10. Implementation Architecture

10.1 Components

  • Hub / Ledger Service
    • Language: Go/Rust/Typescript (implementation choice).
    • DB: Postgres with single logical writer and synchronous replicas.
    • Responsible for:
      • Event application, shard state machine,
      • Payment validation and PSBT handling,
      • Commitment construction & finalisation.
  • Watchtower / Indexer
    • Connected to Bitcoin Core (RPC + ZMQ).
    • Filters for shard scripts and settlement transactions.
    • Publishes relevant events (deposits, settlements, exits, stale detection).
  • Wallet SDK
    • Key management for users.
    • Shard address derivation, payment intent signing.
    • PSBT validation and partial signing.
    • CSV exit construction.
  • Demo Web App
    • Connects to Wallet SDK + Hub APIs.
    • Exposes:
      • Deposit, send, settle, exit,
      • Balance breakdown: available / pending / settled.

10.2 Database Schema Sketch

  • events(id, type, shard_id, payload, prev_event_hash, event_hash, created_at)
  • shards(shard_id, user_id, funding_outpoint, state, balance_sats, nonce_latest, current_commitment_id)
  • commitments(commitment_id, shard_id, nonce, psbt_template, payer_partial_sig, status, bitcoin_txid)

Constraints:

  • Unique (shard_id, nonce) index.
  • Transactions ensure event, shard update, and commitment status change are atomic.

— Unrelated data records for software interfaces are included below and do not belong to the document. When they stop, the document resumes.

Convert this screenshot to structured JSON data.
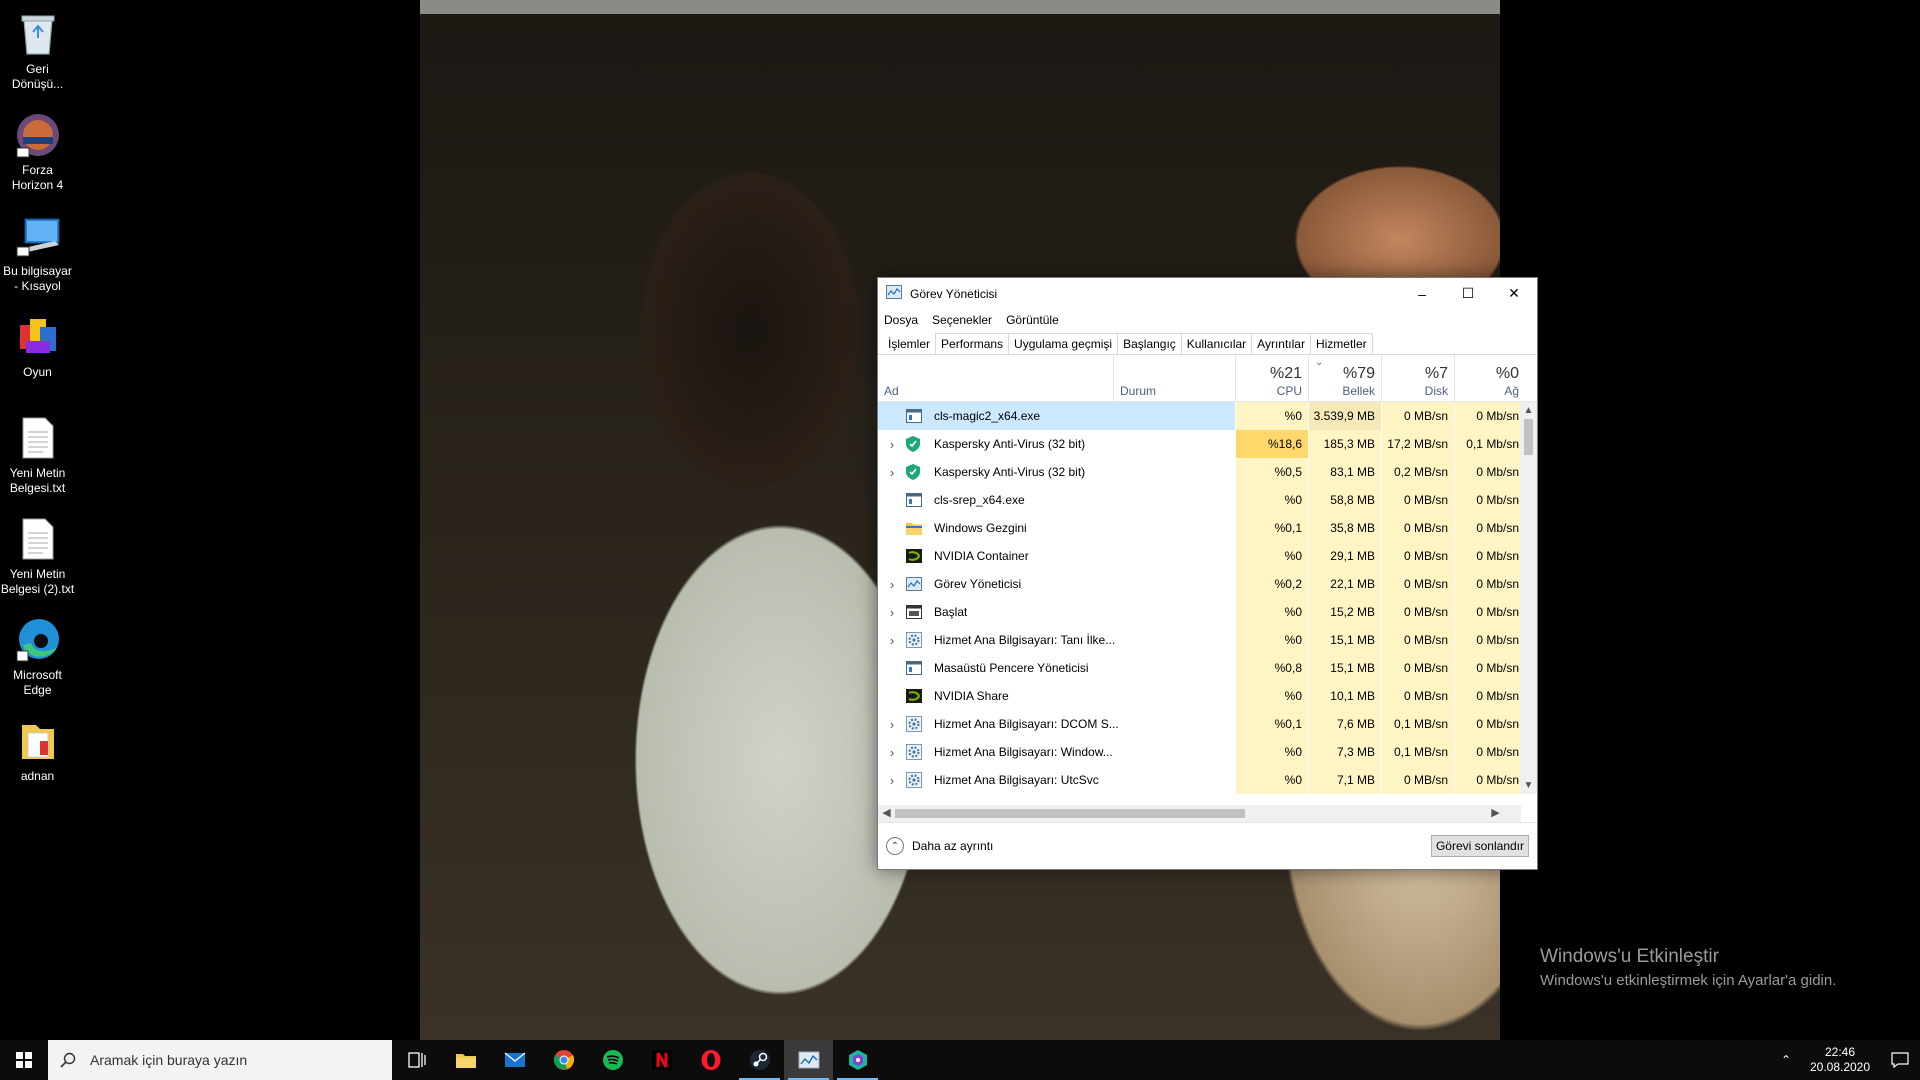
{
  "desktop": {
    "icons": [
      {
        "label": "Geri Dönüşü...",
        "icon": "recycle-bin-icon"
      },
      {
        "label": "Forza Horizon 4",
        "icon": "forza-horizon-icon"
      },
      {
        "label": "Bu bilgisayar - Kısayol",
        "icon": "this-pc-icon"
      },
      {
        "label": "Oyun",
        "icon": "game-box-icon"
      },
      {
        "label": "Yeni Metin Belgesi.txt",
        "icon": "text-file-icon"
      },
      {
        "label": "Yeni Metin Belgesi (2).txt",
        "icon": "text-file-icon"
      },
      {
        "label": "Microsoft Edge",
        "icon": "edge-icon"
      },
      {
        "label": "adnan",
        "icon": "folder-icon"
      }
    ]
  },
  "taskmanager": {
    "title": "Görev Yöneticisi",
    "menu": [
      "Dosya",
      "Seçenekler",
      "Görüntüle"
    ],
    "tabs": [
      "İşlemler",
      "Performans",
      "Uygulama geçmişi",
      "Başlangıç",
      "Kullanıcılar",
      "Ayrıntılar",
      "Hizmetler"
    ],
    "active_tab": "İşlemler",
    "header": {
      "name": "Ad",
      "status": "Durum",
      "cpu_pct": "%21",
      "cpu": "CPU",
      "mem_pct": "%79",
      "mem": "Bellek",
      "disk_pct": "%7",
      "disk": "Disk",
      "net_pct": "%0",
      "net": "Ağ"
    },
    "rows": [
      {
        "name": "cls-magic2_x64.exe",
        "expand": false,
        "cpu": "%0",
        "mem": "3.539,9 MB",
        "disk": "0 MB/sn",
        "net": "0 Mb/sn",
        "icon": "app-window-icon",
        "selected": true
      },
      {
        "name": "Kaspersky Anti-Virus (32 bit)",
        "expand": true,
        "cpu": "%18,6",
        "mem": "185,3 MB",
        "disk": "17,2 MB/sn",
        "net": "0,1 Mb/sn",
        "icon": "kaspersky-shield-icon"
      },
      {
        "name": "Kaspersky Anti-Virus (32 bit)",
        "expand": true,
        "cpu": "%0,5",
        "mem": "83,1 MB",
        "disk": "0,2 MB/sn",
        "net": "0 Mb/sn",
        "icon": "kaspersky-shield-icon"
      },
      {
        "name": "cls-srep_x64.exe",
        "expand": false,
        "cpu": "%0",
        "mem": "58,8 MB",
        "disk": "0 MB/sn",
        "net": "0 Mb/sn",
        "icon": "app-window-icon"
      },
      {
        "name": "Windows Gezgini",
        "expand": false,
        "cpu": "%0,1",
        "mem": "35,8 MB",
        "disk": "0 MB/sn",
        "net": "0 Mb/sn",
        "icon": "explorer-folder-icon"
      },
      {
        "name": "NVIDIA Container",
        "expand": false,
        "cpu": "%0",
        "mem": "29,1 MB",
        "disk": "0 MB/sn",
        "net": "0 Mb/sn",
        "icon": "nvidia-icon"
      },
      {
        "name": "Görev Yöneticisi",
        "expand": true,
        "cpu": "%0,2",
        "mem": "22,1 MB",
        "disk": "0 MB/sn",
        "net": "0 Mb/sn",
        "icon": "task-manager-icon"
      },
      {
        "name": "Başlat",
        "expand": true,
        "cpu": "%0",
        "mem": "15,2 MB",
        "disk": "0 MB/sn",
        "net": "0 Mb/sn",
        "icon": "start-window-icon"
      },
      {
        "name": "Hizmet Ana Bilgisayarı: Tanı İlke...",
        "expand": true,
        "cpu": "%0",
        "mem": "15,1 MB",
        "disk": "0 MB/sn",
        "net": "0 Mb/sn",
        "icon": "service-gear-icon"
      },
      {
        "name": "Masaüstü Pencere Yöneticisi",
        "expand": false,
        "cpu": "%0,8",
        "mem": "15,1 MB",
        "disk": "0 MB/sn",
        "net": "0 Mb/sn",
        "icon": "app-window-icon"
      },
      {
        "name": "NVIDIA Share",
        "expand": false,
        "cpu": "%0",
        "mem": "10,1 MB",
        "disk": "0 MB/sn",
        "net": "0 Mb/sn",
        "icon": "nvidia-icon"
      },
      {
        "name": "Hizmet Ana Bilgisayarı: DCOM S...",
        "expand": true,
        "cpu": "%0,1",
        "mem": "7,6 MB",
        "disk": "0,1 MB/sn",
        "net": "0 Mb/sn",
        "icon": "service-gear-icon"
      },
      {
        "name": "Hizmet Ana Bilgisayarı: Window...",
        "expand": true,
        "cpu": "%0",
        "mem": "7,3 MB",
        "disk": "0,1 MB/sn",
        "net": "0 Mb/sn",
        "icon": "service-gear-icon"
      },
      {
        "name": "Hizmet Ana Bilgisayarı: UtcSvc",
        "expand": true,
        "cpu": "%0",
        "mem": "7,1 MB",
        "disk": "0 MB/sn",
        "net": "0 Mb/sn",
        "icon": "service-gear-icon"
      }
    ],
    "footer": {
      "less_details": "Daha az ayrıntı",
      "end_task": "Görevi sonlandır"
    },
    "colors": {
      "selected": "#cce8ff",
      "cpu_high": "#ffd86b",
      "cell_light": "#fff4c4",
      "mem_high": "#f5e9b8"
    }
  },
  "activation": {
    "title": "Windows'u Etkinleştir",
    "subtitle": "Windows'u etkinleştirmek için Ayarlar'a gidin."
  },
  "taskbar": {
    "search_placeholder": "Aramak için buraya yazın",
    "apps": [
      "task-view-icon",
      "file-explorer-icon",
      "mail-icon",
      "chrome-icon",
      "spotify-icon",
      "netflix-icon",
      "opera-icon",
      "steam-icon",
      "task-manager-icon",
      "proton-vpn-icon"
    ],
    "time": "22:46",
    "date": "20.08.2020"
  }
}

11. Comparison to Lightning and Other L2s

11.1 Lightning Network

Similarities:

  • Non-custodial design using Bitcoin scripts and timelocks.
  • Off-chain state updates with occasional on-chain settlement.
  • Use of CSV and penalty/detection ideas.

Differences:

  • Channel vs account model:

    Lightning = per-peer channels with fixed capacity.

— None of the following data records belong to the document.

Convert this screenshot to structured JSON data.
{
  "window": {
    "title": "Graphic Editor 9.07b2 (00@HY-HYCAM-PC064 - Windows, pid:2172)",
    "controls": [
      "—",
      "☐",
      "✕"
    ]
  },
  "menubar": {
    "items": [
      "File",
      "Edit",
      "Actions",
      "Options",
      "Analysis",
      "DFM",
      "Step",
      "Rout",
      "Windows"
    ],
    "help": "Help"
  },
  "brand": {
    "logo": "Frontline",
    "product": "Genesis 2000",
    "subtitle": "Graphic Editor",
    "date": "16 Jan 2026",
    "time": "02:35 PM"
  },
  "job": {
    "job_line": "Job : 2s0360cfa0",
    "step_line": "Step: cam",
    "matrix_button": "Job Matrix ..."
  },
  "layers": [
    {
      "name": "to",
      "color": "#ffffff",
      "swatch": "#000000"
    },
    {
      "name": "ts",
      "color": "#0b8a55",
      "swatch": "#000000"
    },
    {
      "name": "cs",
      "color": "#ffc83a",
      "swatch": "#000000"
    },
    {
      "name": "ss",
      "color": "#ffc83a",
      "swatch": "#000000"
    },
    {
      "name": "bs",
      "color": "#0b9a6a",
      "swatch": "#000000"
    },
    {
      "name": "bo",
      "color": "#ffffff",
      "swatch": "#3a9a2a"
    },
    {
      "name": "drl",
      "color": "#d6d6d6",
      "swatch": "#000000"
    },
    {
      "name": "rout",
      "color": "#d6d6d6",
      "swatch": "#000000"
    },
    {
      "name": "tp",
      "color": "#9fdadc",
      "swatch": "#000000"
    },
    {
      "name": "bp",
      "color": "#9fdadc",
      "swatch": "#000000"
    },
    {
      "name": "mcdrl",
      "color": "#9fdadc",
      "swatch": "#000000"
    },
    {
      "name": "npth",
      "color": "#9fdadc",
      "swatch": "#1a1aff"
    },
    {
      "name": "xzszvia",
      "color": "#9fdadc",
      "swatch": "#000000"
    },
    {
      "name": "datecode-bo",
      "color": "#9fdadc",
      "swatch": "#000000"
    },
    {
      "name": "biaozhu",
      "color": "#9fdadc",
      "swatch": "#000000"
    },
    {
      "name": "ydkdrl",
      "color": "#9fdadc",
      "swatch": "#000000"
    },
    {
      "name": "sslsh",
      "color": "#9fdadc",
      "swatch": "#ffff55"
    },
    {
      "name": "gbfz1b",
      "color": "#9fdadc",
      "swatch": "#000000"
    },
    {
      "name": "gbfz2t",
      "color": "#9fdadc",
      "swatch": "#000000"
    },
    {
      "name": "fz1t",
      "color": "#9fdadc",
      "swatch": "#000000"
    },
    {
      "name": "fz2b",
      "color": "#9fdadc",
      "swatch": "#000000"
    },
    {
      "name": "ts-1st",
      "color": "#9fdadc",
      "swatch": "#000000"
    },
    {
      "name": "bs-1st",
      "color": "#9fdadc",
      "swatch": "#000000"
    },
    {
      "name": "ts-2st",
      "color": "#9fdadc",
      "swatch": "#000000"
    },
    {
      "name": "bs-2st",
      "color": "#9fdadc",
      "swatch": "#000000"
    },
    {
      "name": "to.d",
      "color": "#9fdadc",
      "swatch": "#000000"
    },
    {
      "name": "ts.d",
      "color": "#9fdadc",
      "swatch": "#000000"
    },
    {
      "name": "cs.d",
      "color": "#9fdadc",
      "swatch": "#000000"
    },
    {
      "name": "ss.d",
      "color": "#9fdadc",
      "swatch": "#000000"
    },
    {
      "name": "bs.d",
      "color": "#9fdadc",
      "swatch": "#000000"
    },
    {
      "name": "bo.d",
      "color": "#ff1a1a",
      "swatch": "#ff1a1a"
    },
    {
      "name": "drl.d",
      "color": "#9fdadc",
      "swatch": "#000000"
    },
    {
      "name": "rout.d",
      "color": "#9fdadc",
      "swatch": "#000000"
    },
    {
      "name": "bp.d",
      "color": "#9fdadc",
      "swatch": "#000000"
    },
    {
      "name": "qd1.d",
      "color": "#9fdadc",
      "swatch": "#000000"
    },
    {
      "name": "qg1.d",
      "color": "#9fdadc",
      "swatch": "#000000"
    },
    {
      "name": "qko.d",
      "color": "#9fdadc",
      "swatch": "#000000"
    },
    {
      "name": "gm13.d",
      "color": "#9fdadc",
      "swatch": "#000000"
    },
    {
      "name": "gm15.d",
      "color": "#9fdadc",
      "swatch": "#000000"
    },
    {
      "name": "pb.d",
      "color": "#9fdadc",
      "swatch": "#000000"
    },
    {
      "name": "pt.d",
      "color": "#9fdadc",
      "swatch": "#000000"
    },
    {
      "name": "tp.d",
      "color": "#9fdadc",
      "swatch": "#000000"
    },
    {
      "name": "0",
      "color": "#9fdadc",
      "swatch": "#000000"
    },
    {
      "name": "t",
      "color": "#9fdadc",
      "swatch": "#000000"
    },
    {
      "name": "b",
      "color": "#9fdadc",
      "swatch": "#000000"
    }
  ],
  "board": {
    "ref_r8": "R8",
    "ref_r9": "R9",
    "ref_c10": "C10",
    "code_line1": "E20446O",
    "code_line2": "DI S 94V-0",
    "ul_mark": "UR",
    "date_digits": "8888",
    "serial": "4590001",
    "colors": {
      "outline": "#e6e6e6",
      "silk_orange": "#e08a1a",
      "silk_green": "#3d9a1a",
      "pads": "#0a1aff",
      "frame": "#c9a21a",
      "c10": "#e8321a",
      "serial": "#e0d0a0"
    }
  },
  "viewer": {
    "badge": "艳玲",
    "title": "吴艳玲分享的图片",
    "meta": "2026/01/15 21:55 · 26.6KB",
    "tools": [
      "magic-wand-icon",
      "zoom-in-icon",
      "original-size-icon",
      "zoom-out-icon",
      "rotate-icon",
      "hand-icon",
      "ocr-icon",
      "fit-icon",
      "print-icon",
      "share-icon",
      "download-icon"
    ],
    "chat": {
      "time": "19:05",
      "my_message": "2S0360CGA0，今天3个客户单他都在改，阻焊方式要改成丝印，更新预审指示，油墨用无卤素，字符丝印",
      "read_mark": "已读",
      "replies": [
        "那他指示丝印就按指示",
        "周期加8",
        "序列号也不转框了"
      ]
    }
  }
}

    ByteStream = per-user shard + shared ledger.

  • Liquidity:

    Lightning requires inbound/outbound capacity per channel; ByteStream uses a single account-style balance.

  • Routing:

    Lightning has a decentralised payment routing graph.

    ByteStream MVP uses a central Hub (with roadmap to federation).

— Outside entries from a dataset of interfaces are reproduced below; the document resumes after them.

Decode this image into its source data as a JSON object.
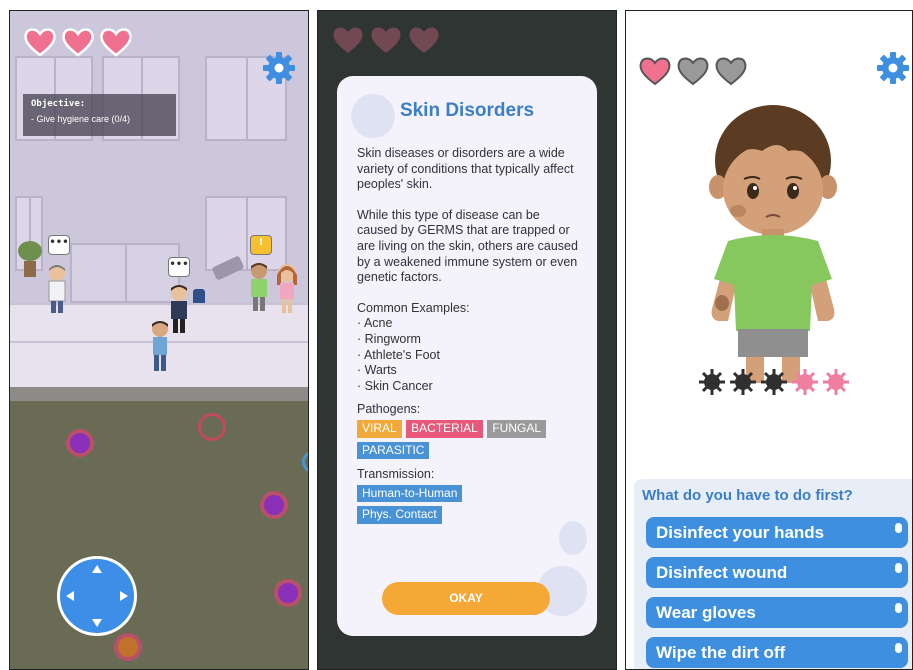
{
  "panel_left": {
    "hearts_filled": 3,
    "objective": {
      "title": "Objective:",
      "task": "- Give hygiene care (0/4)"
    },
    "speech_bubbles": [
      "•••",
      "•••",
      "!"
    ]
  },
  "panel_center": {
    "dialog": {
      "title": "Skin Disorders",
      "paragraph1": "Skin diseases or disorders are a wide variety of conditions that typically affect peoples' skin.",
      "paragraph2": "While this type of disease can be caused by GERMS that are trapped or are living on the skin, others are caused by a weakened immune system or even genetic factors.",
      "examples_heading": "Common Examples:",
      "examples": [
        "· Acne",
        "· Ringworm",
        "· Athlete's Foot",
        "· Warts",
        "· Skin Cancer"
      ],
      "pathogens_heading": "Pathogens:",
      "pathogens": [
        {
          "label": "VIRAL",
          "color": "#f2a93b"
        },
        {
          "label": "BACTERIAL",
          "color": "#e8587a"
        },
        {
          "label": "FUNGAL",
          "color": "#9a9a9a"
        },
        {
          "label": "PARASITIC",
          "color": "#4a92d6"
        }
      ],
      "transmission_heading": "Transmission:",
      "transmission": [
        "Human-to-Human",
        "Phys. Contact"
      ],
      "okay_label": "OKAY"
    }
  },
  "panel_right": {
    "hearts_filled": 1,
    "hearts_total": 3,
    "germs_dark": 3,
    "germs_pink": 2,
    "question": "What do you have to do first?",
    "answers": [
      "Disinfect your hands",
      "Disinfect wound",
      "Wear gloves",
      "Wipe the dirt off"
    ]
  },
  "colors": {
    "accent_blue": "#3e8fe0",
    "heart_pink": "#f0708f",
    "okay_orange": "#f5a836"
  }
}
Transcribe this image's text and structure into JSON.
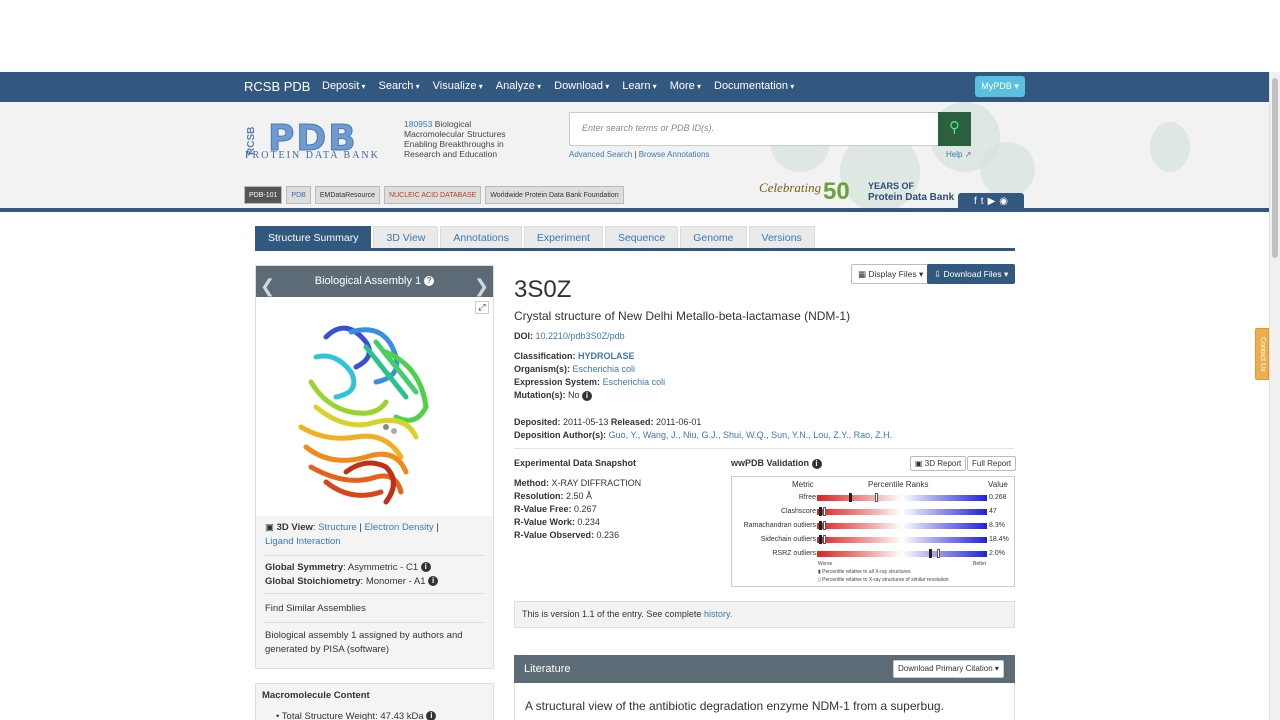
{
  "nav": {
    "brand": "RCSB PDB",
    "items": [
      "Deposit",
      "Search",
      "Visualize",
      "Analyze",
      "Download",
      "Learn",
      "More",
      "Documentation"
    ],
    "mypdb": "MyPDB"
  },
  "header": {
    "logo_rcsb": "RCSB",
    "logo_pdb": "PDB",
    "logo_sub": "PROTEIN DATA BANK",
    "count": "180953",
    "tagline": "Biological Macromolecular Structures Enabling Breakthroughs in Research and Education",
    "search_placeholder": "Enter search terms or PDB ID(s).",
    "advanced_search": "Advanced Search",
    "separator": "|",
    "browse_annotations": "Browse Annotations",
    "help": "Help",
    "partners": [
      "PDB-101",
      "PDB",
      "EMDataResource",
      "NUCLEIC ACID DATABASE",
      "Worldwide Protein Data Bank Foundation"
    ],
    "celebrating": "Celebrating",
    "years_number": "50",
    "years_line1": "YEARS OF",
    "years_line2": "Protein Data Bank"
  },
  "tabs": [
    "Structure Summary",
    "3D View",
    "Annotations",
    "Experiment",
    "Sequence",
    "Genome",
    "Versions"
  ],
  "assembly": {
    "title": "Biological Assembly 1",
    "view_label": "3D View",
    "view_links": [
      "Structure",
      "Electron Density",
      "Ligand Interaction"
    ],
    "symmetry_label": "Global Symmetry",
    "symmetry_value": "Asymmetric - C1",
    "stoich_label": "Global Stoichiometry",
    "stoich_value": "Monomer - A1",
    "find_similar": "Find Similar Assemblies",
    "note": "Biological assembly 1 assigned by authors and generated by PISA (software)"
  },
  "macromolecule": {
    "title": "Macromolecule Content",
    "weight_label": "Total Structure Weight",
    "weight_value": "47.43 kDa"
  },
  "entry": {
    "display_files": "Display Files",
    "download_files": "Download Files",
    "id": "3S0Z",
    "title": "Crystal structure of New Delhi Metallo-beta-lactamase (NDM-1)",
    "doi_label": "DOI:",
    "doi": "10.2210/pdb3S0Z/pdb",
    "classification_label": "Classification:",
    "classification": "HYDROLASE",
    "organism_label": "Organism(s):",
    "organism": "Escherichia coli",
    "expression_label": "Expression System:",
    "expression": "Escherichia coli",
    "mutation_label": "Mutation(s):",
    "mutation": "No",
    "deposited_label": "Deposited:",
    "deposited": "2011-05-13",
    "released_label": "Released:",
    "released": "2011-06-01",
    "authors_label": "Deposition Author(s):",
    "authors": "Guo, Y., Wang, J., Niu, G.J., Shui, W.Q., Sun, Y.N., Lou, Z.Y., Rao, Z.H."
  },
  "snapshot": {
    "title": "Experimental Data Snapshot",
    "rows": [
      {
        "label": "Method:",
        "value": "X-RAY DIFFRACTION"
      },
      {
        "label": "Resolution:",
        "value": "2.50 Å"
      },
      {
        "label": "R-Value Free:",
        "value": "0.267"
      },
      {
        "label": "R-Value Work:",
        "value": "0.234"
      },
      {
        "label": "R-Value Observed:",
        "value": "0.236"
      }
    ]
  },
  "validation": {
    "title": "wwPDB Validation",
    "report_3d": "3D Report",
    "full_report": "Full Report",
    "col_metric": "Metric",
    "col_percentile": "Percentile Ranks",
    "col_value": "Value",
    "rows": [
      {
        "metric": "Rfree",
        "value": "0.268",
        "all_pct": 0.19,
        "sim_pct": 0.32
      },
      {
        "metric": "Clashscore",
        "value": "47",
        "all_pct": 0.01,
        "sim_pct": 0.01
      },
      {
        "metric": "Ramachandran outliers",
        "value": "8.3%",
        "all_pct": 0.01,
        "sim_pct": 0.01
      },
      {
        "metric": "Sidechain outliers",
        "value": "18.4%",
        "all_pct": 0.01,
        "sim_pct": 0.01
      },
      {
        "metric": "RSRZ outliers",
        "value": "2.0%",
        "all_pct": 0.66,
        "sim_pct": 0.68
      }
    ],
    "worse": "Worse",
    "better": "Better",
    "legend_all": "Percentile relative to all X-ray structures",
    "legend_sim": "Percentile relative to X-ray structures of similar resolution"
  },
  "version": {
    "text": "This is version 1.1 of the entry. See complete",
    "link": "history."
  },
  "literature": {
    "title": "Literature",
    "download_citation": "Download Primary Citation",
    "paper_title": "A structural view of the antibiotic degradation enzyme NDM-1 from a superbug."
  },
  "contact": "Contact Us",
  "colors": {
    "nav": "#325880",
    "panel_header": "#5d6b76",
    "link": "#3c78b4",
    "search_button": "#2b5f3f",
    "mypdb": "#5bc0de"
  }
}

  • PSBT-based settlement:

    ByteStream builds per-state PSBTs with payer partial signatures so Hubs/recipients can settle on L1 without user being online.

11.2 Other Approaches

  • Statechains / Ark / Sidechains:

    Conceptually related in that they keep off-chain state about ownership and only occasionally touch L1. ByteStream emphasises a simple account model and standard Bitcoin tooling (Taproot, PSBT, CSV).

  • Rollups / Validiums:

    ByteStream is not a general-purpose smart contract rollup; it is a specialised payment/account L2 with a narrow, auditable state machine.

12. Roadmap & Extensions

Post-MVP features include:

  • Merkle-root anchoring of the event log or shard snapshots in Bitcoin for cryptographic auditability.
  • Multi-recipient batching of settlements to reduce per-user fee overhead.
  • BST token + stake-backed Hubs with slashing conditions tied to on-chain behaviour.
  • Federated Hubs running BFT consensus over the event log and jointly signing commitments (threshold MuSig2).
  • Cross-Hub routing for interoperability across independent Hub clusters.
  • Advanced revocation trees for automatic on-chain penalties on stale commitments.

13. Conclusion

ByteStream proposes a Bitcoin-native account layer where:

  • Users enjoy instant, account-style payments,
  • Funds are protected by Taproot shard UTXOs with CSV exits, and
  • Cooperative settlement is flexible thanks to PSBT-based pre-signing, giving Hubs/recipients the ability to settle without sacrificing non-custodial guarantees.

By grounding the design in standard Bitcoin primitives and a clear shard state machine, ByteStream offers a realistic path from a single Hub MVP to a more decentralised, resilient payment network without ever straying from Bitcoin's trust model.